Il consigliere regionale Enzo Bruno, capogruppo di “Tridico Presidente”, ha presentato un’interrogazione a risposta scritta al presidente della Regione Calabria Roberto Occhiuto e all’assessore ai Trasporti per fare chiarezza su una possibile criticità progettuale destinata a incidere in modo significativo sul futuro del Porto di Gioia Tauro e dell’intero sistema logistico regionale. Al centro dell’atto ispettivo c’è l’adeguamento del modulo ferroviario lungo la linea Paola–Cosenza, con particolare riferimento al progetto della nuova Galleria Santomarco.

Le osservazioni tecniche sul progetto

Bruno richiama quanto evidenziato dal professor Francesco Russo, ordinario di Sistemi di Trasporto all’Università Mediterranea di Reggio Calabria. Nei documenti progettuali depositati al Ministero dell’Ambiente emergerebbe una incongruenza rilevante: mentre è previsto l’adeguamento della sagoma ferroviaria allo standard PC80, non vi sarebbe alcun riferimento esplicito all’allungamento del modulo ferroviario oltre gli attuali 550 metri. Un’assenza che, se confermata, rischia di limitare pesantemente l’efficacia dell’opera.

Le ricadute sul traffico merci e sulla competitività

Secondo il consigliere regionale, mantenere il modulo a 550 metri sulla linea Paola–Cosenza avrebbe conseguenze dirette sulla competitività del porto di Gioia Tauro. Lo scalo calabrese è già attrezzato per accogliere treni merci lunghi 750 metri, in linea con gli standard europei. Continuare a operare con convogli più corti significherebbe aumentare i costi di trasporto, ridurre l’efficienza della catena logistica e penalizzare il traffico merci su ferro, proprio mentre il sistema portuale cerca di rafforzare il proprio ruolo nel Mediterraneo.

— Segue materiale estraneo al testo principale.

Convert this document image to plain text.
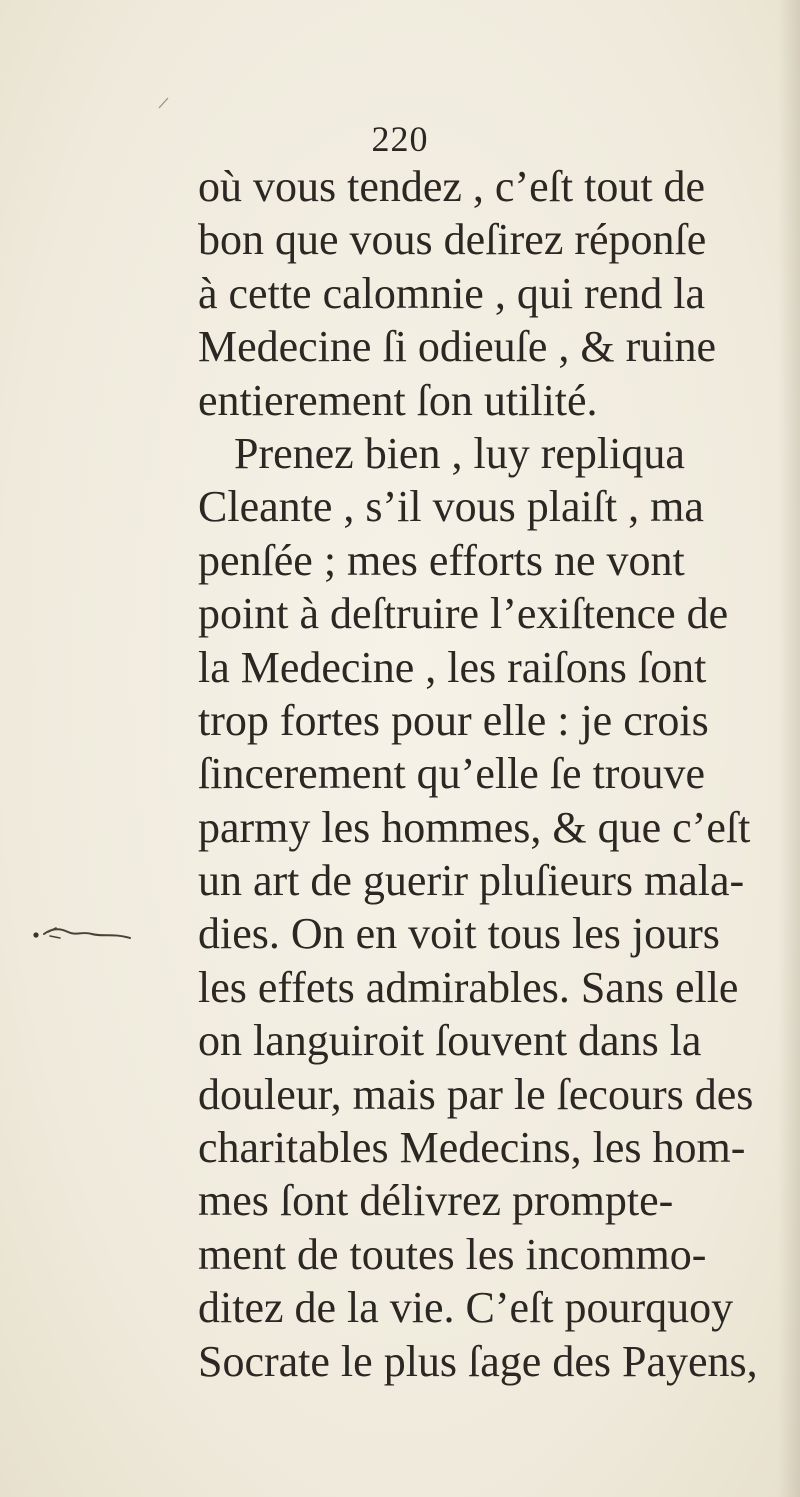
220
où vous tendez , c’eſt tout de
bon que vous deſirez réponſe
à cette calomnie , qui rend la
Medecine ſi odieuſe , & ruine
entierement ſon utilité.
Prenez bien , luy repliqua
Cleante , s’il vous plaiſt , ma
penſée ; mes efforts ne vont
point à deſtruire l’exiſtence de
la Medecine , les raiſons ſont
trop fortes pour elle : je crois
ſincerement qu’elle ſe trouve
parmy les hommes, & que c’eſt
un art de guerir pluſieurs mala-
dies. On en voit tous les jours
les effets admirables. Sans elle
on languiroit ſouvent dans la
douleur, mais par le ſecours des
charitables Medecins, les hom-
mes ſont délivrez prompte-
ment de toutes les incommo-
ditez de la vie. C’eſt pourquoy
Socrate le plus ſage des Payens,
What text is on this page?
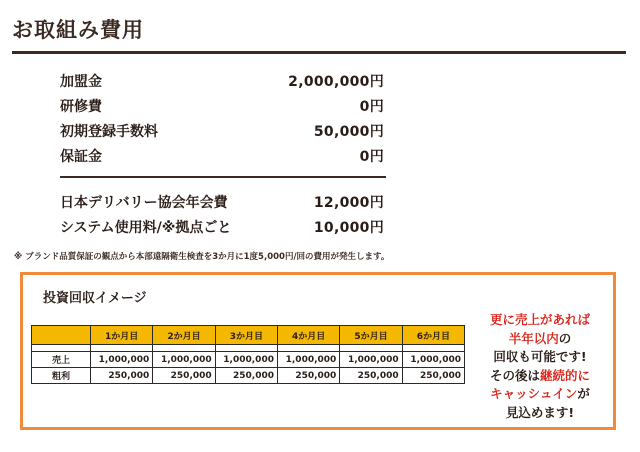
お取組み費用
加盟金	2,000,000円
研修費	0円
初期登録手数料	50,000円
保証金	0円
日本デリバリー協会年会費	12,000円
システム使用料/※拠点ごと	10,000円
※ ブランド品質保証の観点から本部遠隔衛生検査を3か月に1度5,000円/回の費用が発生します。
投資回収イメージ
	1か月目	2か月目	3か月目	4か月目	5か月目	6か月目

売上	1,000,000	1,000,000	1,000,000	1,000,000	1,000,000	1,000,000
粗利	250,000	250,000	250,000	250,000	250,000	250,000
更に売上があれば
半年以内の
回収も可能です!
その後は継続的に
キャッシュインが
見込めます!
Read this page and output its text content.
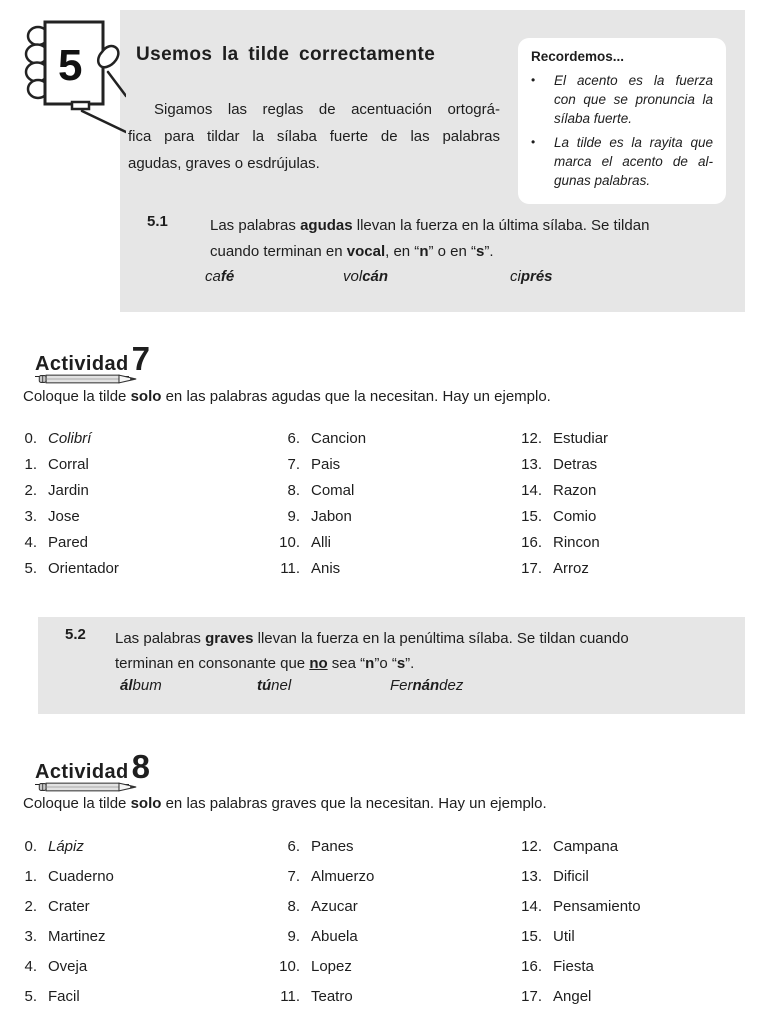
Usemos la tilde correctamente
Sigamos las reglas de acentuación ortográ-
fica para tildar la sílaba fuerte de las palabras
agudas, graves o esdrújulas.
Recordemos...
•	El acento es la fuerza
con que se pronuncia la
sílaba fuerte.
•	La tilde es la rayita que
marca el acento de al-
gunas palabras.
5.1	Las palabras agudas llevan la fuerza en la última sílaba. Se tildan
cuando terminan en vocal, en “n” o en “s”.
café	volcán	ciprés
5
Actividad7
Coloque la tilde solo en las palabras agudas que la necesitan. Hay un ejemplo.
0. Colibrí
1. Corral
2. Jardin
3. Jose
4. Pared
5. Orientador
6. Cancion
7. Pais
8. Comal
9. Jabon
10. Alli
11. Anis
12. Estudiar
13. Detras
14. Razon
15. Comio
16. Rincon
17. Arroz
5.2 Las palabras graves llevan la fuerza en la penúltima sílaba. Se tildan cuando
terminan en consonante que no sea “n”o “s”.
álbum	túnel	Fernández
Actividad8
Coloque la tilde solo en las palabras graves que la necesitan. Hay un ejemplo.
0. Lápiz
1. Cuaderno
2. Crater
3. Martinez
4. Oveja
5. Facil
6. Panes
7. Almuerzo
8. Azucar
9. Abuela
10. Lopez
11. Teatro
12. Campana
13. Dificil
14. Pensamiento
15. Util
16. Fiesta
17. Angel
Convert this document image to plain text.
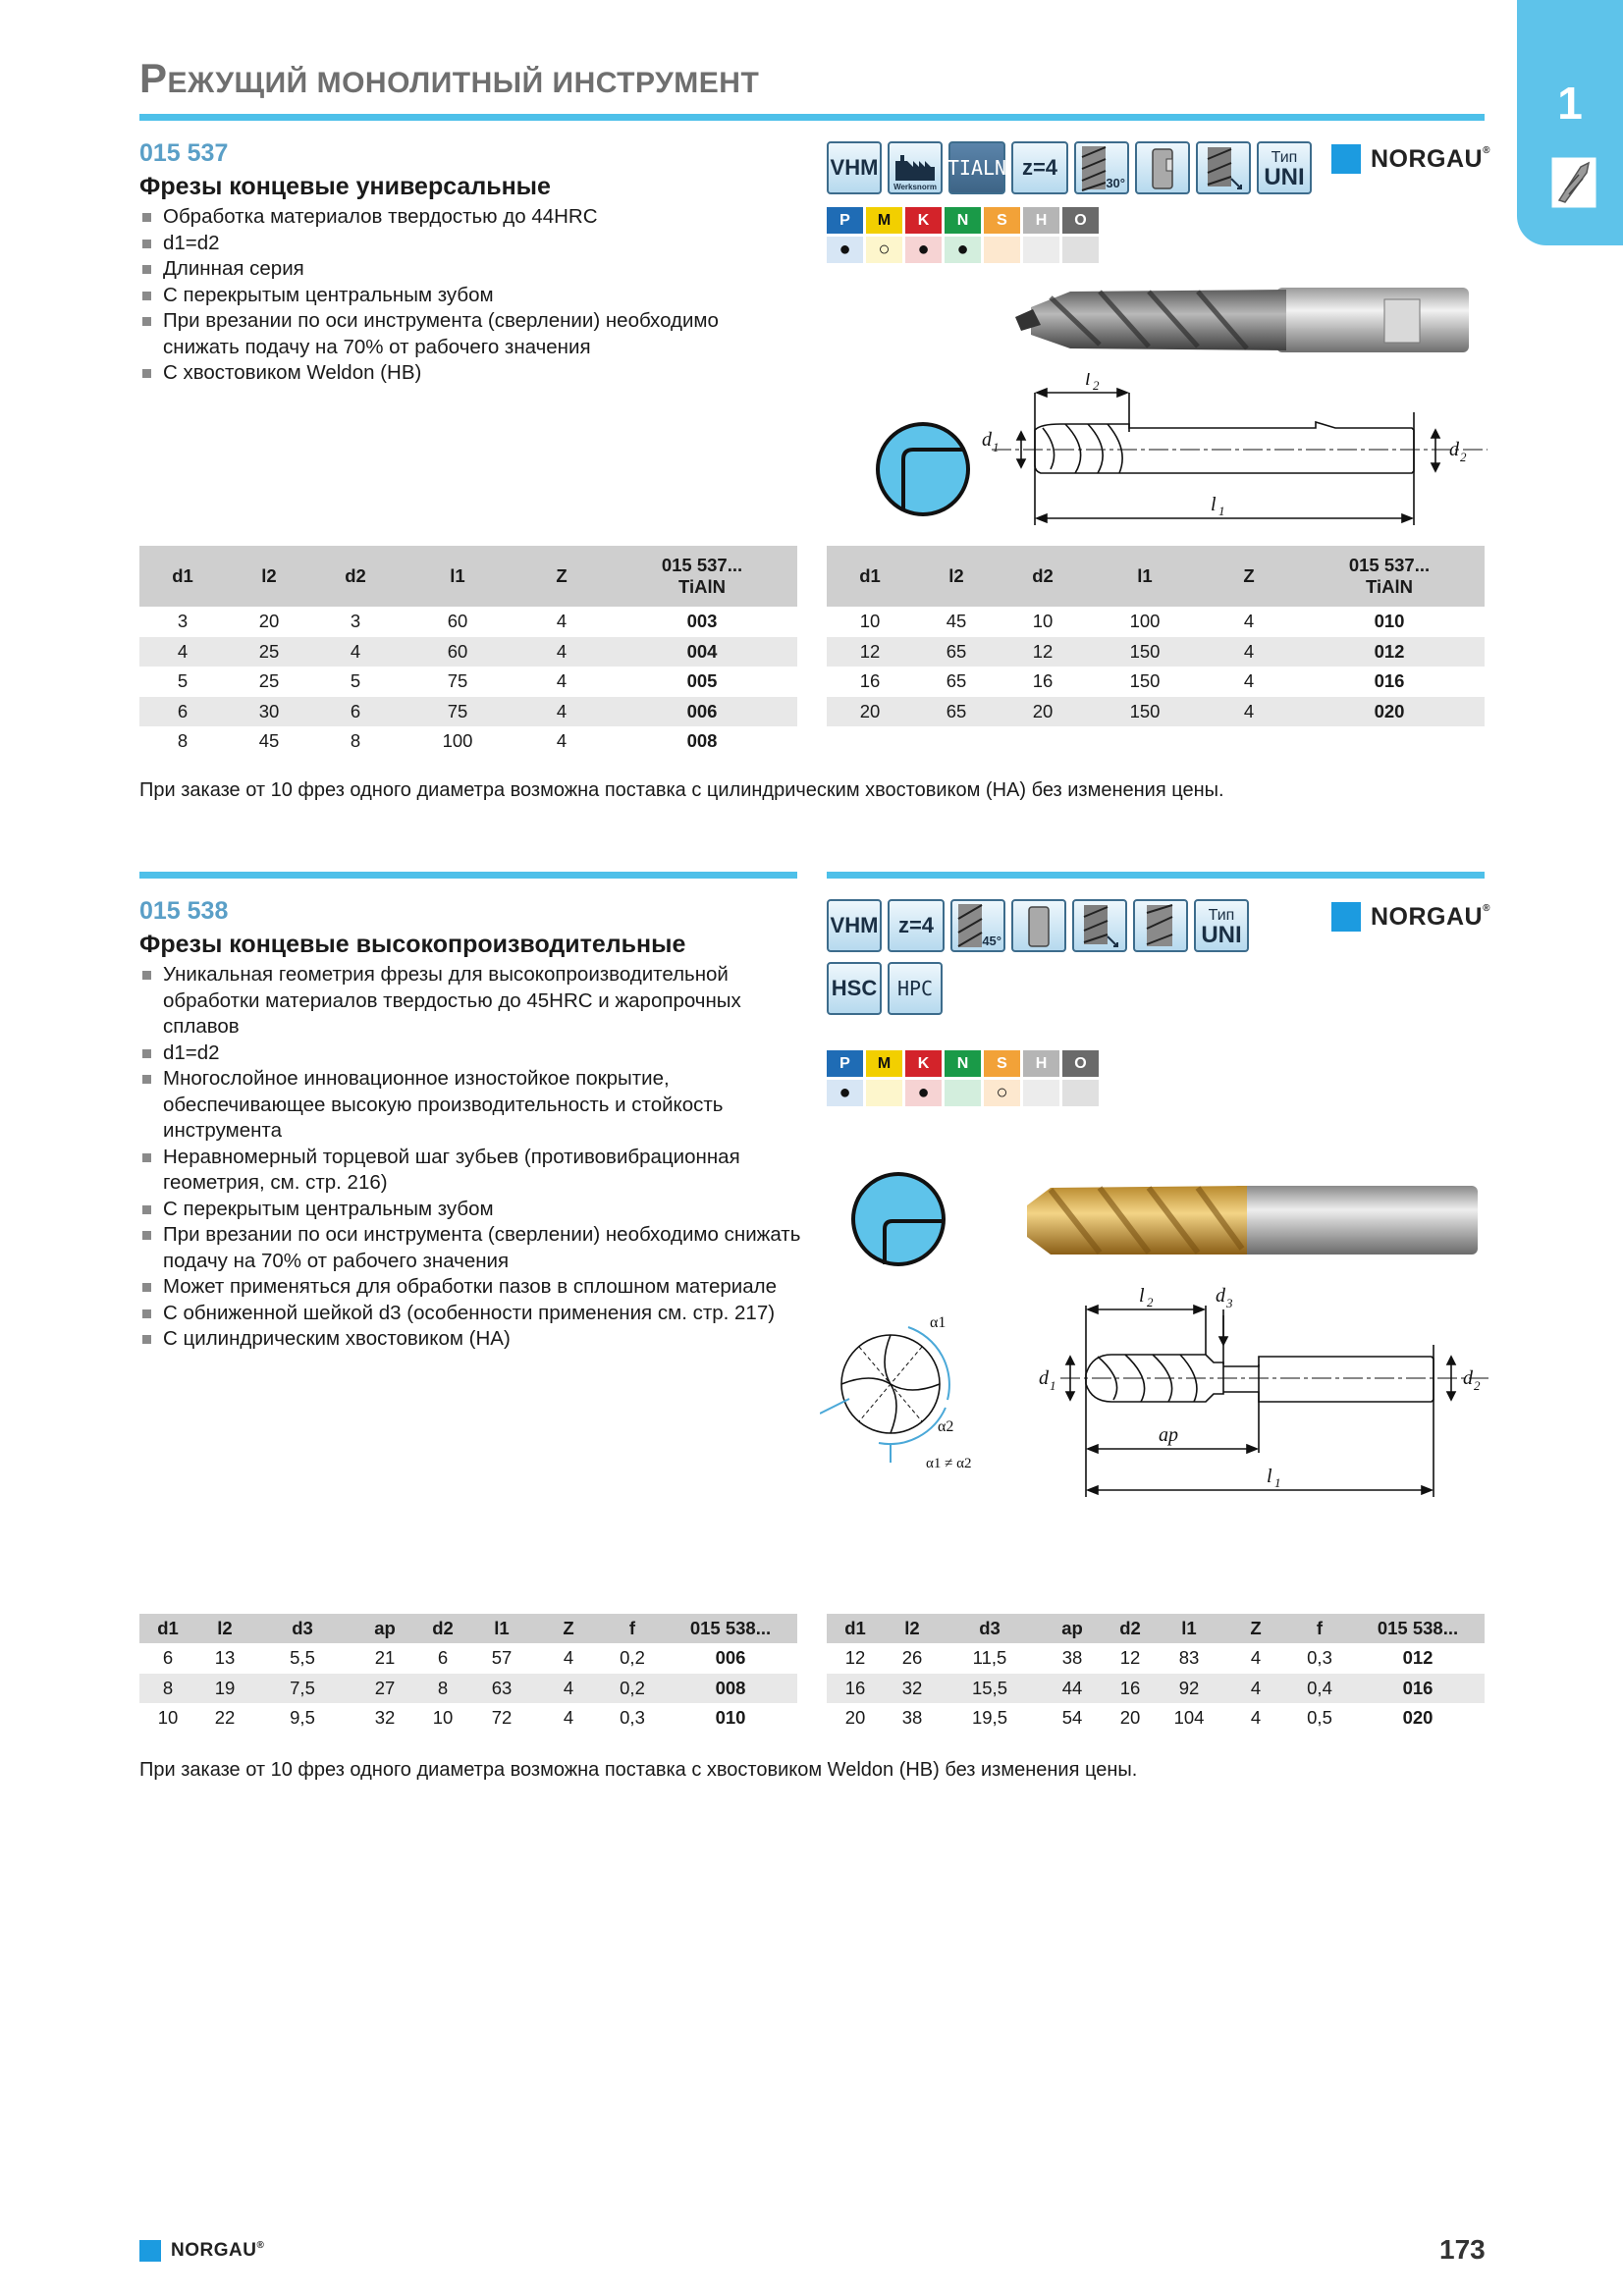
РЕЖУЩИЙ МОНОЛИТНЫЙ ИНСТРУМЕНТ	1
015 537
Фрезы концевые универсальные
Обработка материалов твердостью до 44HRC
d1=d2
Длинная серия
С перекрытым центральным зубом
При врезании по оси инструмента (сверлении) необходимо снижать подачу на 70% от рабочего значения
С хвостовиком Weldon (HB)
VHM
Werksnorm
TIALN z=4
30°
Тип
UNI
NORGAU®
P	M	K	N	S	H	O
●	○	●	●			
l 2
d 1	d 2
l 1
d1	l2	d2	l1	Z	015 537...
TiAlN
3	20	3	60	4	003
4	25	4	60	4	004
5	25	5	75	4	005
6	30	6	75	4	006
8	45	8	100	4	008
d1	l2	d2	l1	Z	015 537...
TiAlN
10	45	10	100	4	010
12	65	12	150	4	012
16	65	16	150	4	016
20	65	20	150	4	020
При заказе от 10 фрез одного диаметра возможна поставка с цилиндрическим хвостовиком (HA) без изменения цены.
015 538
Фрезы концевые высокопроизводительные
Уникальная геометрия фрезы для высокопроизводительной обработки материалов твердостью до 45HRC и жаропрочных сплавов
d1=d2
Многослойное инновационное изностойкое покрытие, обеспечивающее высокую производительность и стойкость инструмента
Неравномерный торцевой шаг зубьев (противовибрационная геометрия, см. стр. 216)
С перекрытым центральным зубом
При врезании по оси инструмента (сверлении) необходимо снижать подачу на 70% от рабочего значения
Может применяться для обработки пазов в сплошном материале
С обниженной шейкой d3 (особенности применения см. стр. 217)
С цилиндрическим хвостовиком (HA)
VHM z=4
45°
Тип
UNI
HSC	HPC
NORGAU®
P	M	K	N	S	H	O
●		●		○		
α1
α2
α1 ≠ α2
l 2	d 3
d 1	d 2
ap
l 1
d1	l2	d3	ap	d2	l1	Z	f	015 538...
6	13	5,5	21	6	57	4	0,2	006
8	19	7,5	27	8	63	4	0,2	008
10	22	9,5	32	10	72	4	0,3	010
d1	l2	d3	ap	d2	l1	Z	f	015 538...
12	26	11,5	38	12	83	4	0,3	012
16	32	15,5	44	16	92	4	0,4	016
20	38	19,5	54	20	104	4	0,5	020
При заказе от 10 фрез одного диаметра возможна поставка с хвостовиком Weldon (HB) без изменения цены.
NORGAU®	173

Il contrasto con la pianificazione regionale ed europea

Bruno sottolinea come l’eventuale scelta progettuale sarebbe in aperto contrasto con il Piano Regionale dei Trasporti 2016, che prevedeva per Gioia Tauro treni da almeno 750 metri, e con gli obiettivi delle reti europee TEN-T, in particolare del corridoio Scan-Med. Un disallineamento che rischierebbe di isolare ulteriormente la Calabria dalle grandi direttrici logistiche continentali, vanificando investimenti strategici già realizzati sul fronte portuale.

Le richieste alla Giunta e il ruolo dello Stato

Nell’interrogazione, il consigliere chiede se la Giunta regionale sia a conoscenza delle criticità segnalate e se intenda intervenire con urgenza presso il Governo nazionale e Rete Ferroviaria Italiana per garantire che il progetto venga adeguato almeno al modulo di 750 metri, con una prospettiva di sviluppo futuro fino a 1000 metri. Nel mirino finisce anche il Documento di Economia e Finanza Regionale, giudicato carente sul tema del trasporto merci ferroviario.

Le priorità infrastrutturali e il dibattito politico

Bruno critica inoltre le scelte infrastrutturali nazionali che, a suo giudizio, continuano a concentrare risorse sul Ponte sullo Stretto, lasciando la Calabria priva di collegamenti ferroviari moderni e realmente competitivi. Da qui la richiesta di chiarire quali iniziative politiche concrete la Regione intenda assumere nei confronti del Ministero delle Infrastrutture e dei Trasporti, guidato da Matteo Salvini, per evitare ulteriori penalizzazioni e definire una data certa per la piena operatività dell’itinerario merci del corridoio TEN-T Scan-Med con modulo minimo di 750 metri.

Una questione strategica per il futuro regionale

Per il consigliere regionale, il tema non è soltanto tecnico ma profondamente politico. Senza infrastrutture adeguate e coerenti con gli standard europei, la Calabria rischia di restare ai margini delle grandi reti logistiche. Da qui la richiesta di una risposta urgente, perché il futuro del porto di Gioia Tauro e dell’economia regionale, conclude Bruno, non può essere compromesso da omissioni progettuali o da scelte infrastrutturali non all’altezza delle sfide in corso.